Feature

Abdul Razzaq: Seven memories of the Pakistan allrounder

After Abdul Razzaq announced his return aged 38, we look back at some of his greatest hits

Abdul Razzaq is planning a return to top-flight cricket. Remember these days?
The greatest escape: 109* v South Africa, Dubai 2010
One of the great ODI innings, although by today's batting standards, the numbers that define it look good but not unusual - 10 sixes in all, 150 chased off the last 20 having been five down, 100 off 70 balls, six sixes in the last four overs. Another way of looking at it might be to place it at the outset of the revolution of modern batting, where nothing is impossible. Which is a pretty good compliment - at his peak, and incongruously, Razzaq was a player from the future, the future we are living now.
In his youth, Razzaq was good enough to be first change for the Ws. He could generate healthy 140kph-type pace and was a mean reverser of the ball. Sri Lanka were favoured opponents (see later), as in Galle at the turn of the century.

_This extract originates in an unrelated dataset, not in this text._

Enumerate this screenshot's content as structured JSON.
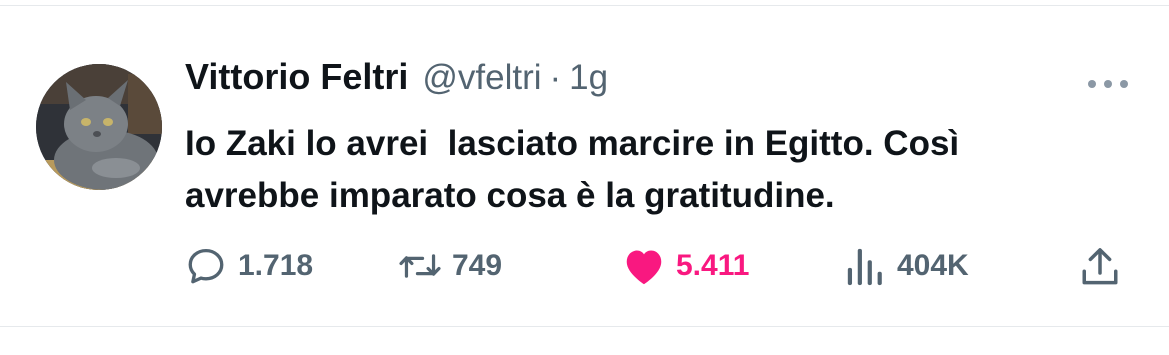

Razzaq had a 61-over-old ball in hand when he derailed the hosts' first innings. Romesh Kaluwitharana and Rangana Herath were beaten by balls that reversed away (to a right-hander) and Ravindra Pushpakumara by one that tailed in sharply. None of them were yorkers, hinting at a broader range of reverse skills than Pakistanis are often credited for.
Any Pakistani cricketer worth his salt must have created at least one night of magic in Sharjah. Few were as special as this, courtesy Razzaq. Sri Lanka were cruising at 173 for 2 in the 41st, needing just 24 to win. Shoaib Malik and Wasim Akram picked up three quick wickets, but they still needed just 14 from five overs with five wickets in hand. Razzaq, however, bowled three of the last five overs, taking 4 for 0 in nine balls. In nine balls - nippy, reversing in, hitting the stumps. He took the last wicket in the last over to tie the game.
Taming the Pidge: 40 v Australia, Sydney 2000
Five balls. Five fours. Pull, hoick, straight loft, pull again and a drive. Off the finest opposition bowler of his time. On his pitches. The end.
For all the batting fireworks, Razzaq could be a proper old-school Test grinder when he wanted. There was a seven-hour 87 against Walsh and Ambrose in Guyana and a six-hour 72 in the next Test. He made a Test hundred against England from one down, and of course, the infamous, befuddling 76-ball 4 at the MCG. But he could do it when the situation demanded, as here against India. Kamran Akmal joined him late on the fourth day, Pakistan effectively 39 for 6 and only the tail for company. The pair batted together for 56.1 overs, putting on 184 runs and easily saving the Test. Akmal got the plaudits for a counter-attacking maiden hundred, but Razzaq played the straight foil beautifully over nearly six hours.
It was after he was overlooked for the first World Twenty20(!) in 2007 that Razzaq's discontent began, and from which his career never recovered. He joined the Indian Cricket League in anger, and was banned from playing for Pakistan as a result. By 2009, however, the ICL was gone and its players were returning back to the fold. Razzaq was the first, called up as a late replacement for the injured Yasir Arafat in the 2009 World T20. His impact was immediate, helping in a tournament-pivoting win against New Zealand. Shahid Afridi overshadowed him in the final, but it was Razzaq's three top-order wickets - including one while memorably tumbling over in his follow-through - that set up the win.
It was entirely in keeping with Razzaq's late career that his greatest all-round Test performance is remembered instead for Kamran Akmal's hundred and Mohammad Asif's coming of age. It was Razzaq in the first innings who began the recovery from 39 for 6, adding a counter-punching 115 with Akmal that turned the day. It was his dismissal of Sachin Tendulkar, bowled by the perfect in-ducker in the way Razzaq had done him so often for a phase in 2000, that really set panic to India's reply. He drove home the advantage in the second innings, before breaking through India's middle-order resistance in their second innings. Remarkably, he had played his last Test before the year was out.